Kürt sorunu sadece demokrasi ve siyaset sorunu da değildir, aynı zamanda bir silahlanma sorunudur derseniz işte ipler burada kopar. İlk tepkiler parti içinden gelecektir. Ardından İYİ Parti ve diğer ortaklardan. Silahlar HDP’nin değil, PKK’nın elindedir. Eğer siz bu sorunu çözüme kavuşturmak ve silahların bırakılmasını istiyorsanız o zaman nasıl yol alacaksınız? Çünkü HDP uzun maraton koşuda bir yerden sonra PKK’yı muhatap ve adres gösterecektir. İşte o vakit CHP nasıl süreci yönetecek…
Aslında bu sorulardan öte siyasi partilerin göremediği bir kör nokta var. Terör örgütü PKK Suriye’de ve Irak’ta Kürt kartını kontrol altına almaya çalışıyor. Suriye’de kendi Vatikan’ını kurma derdinde. CHP’den gelecek olan tekliflere karşı sadece zaman kazanmaya çalışacak. CHP’nin göremediği ise Kürt kartı 80’ler 90’lar hatta 2000’lerin başındaki gibi içeride tartışılabilecek ve çözüme kavuşturulabilecek bir durum olmaktan çıktı. PKK 11 ayrı ülkenin istihbarat örgütü ile eş güdümlü hareket ediyor. Yani durum dışarıdan göründüğü kadar kolay değil.

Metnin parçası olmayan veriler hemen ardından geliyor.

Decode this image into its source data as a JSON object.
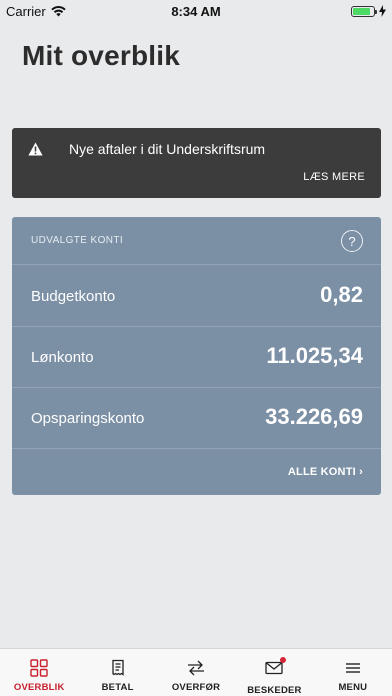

PKK’ya gelince… Son beş yılda çok ağır darbeler yedi. Merkez komiteden çok ciddi kayıplar verdi. Lider kadro iki yıldan bu yana birlikte toplantı yapamaz hale geldi. PKK’nın nefes alacak bir sürece ihtiyacı var ve bunu “yeniden çözüm süreci” şeklinde satın alıp dünyaya mesaj vermek isteyecektir. HDP için de işler zor. Zira ipler Kandil’de. HDP’de siyaset yapanların bir çoğunun birinci derece aile yakını dağda militan… Bu durum HDP’nin siyasi süreçlerde rasyonel olmasını engeller.
İşin bir başka tarafı ise hükümetin martta Kandil’e yönelik büyük bir operasyon hazırlığı içinde olması. Yani Ankara’da da hesaplar 2022’ye yönelik. Kandil’e operasyon sonrası iktidarın seçime giderken elini kolaylaştıracaktır.
Sorun giderek karmaşıklaşıyor. 950 yıl önce Anadolu topraklarına gelen Alparslan’ın “Ey Kürt beylerim, Ey Türk beylerim” dediği dönemden bugüne karmaşık bir denklemin içine sürüklendik.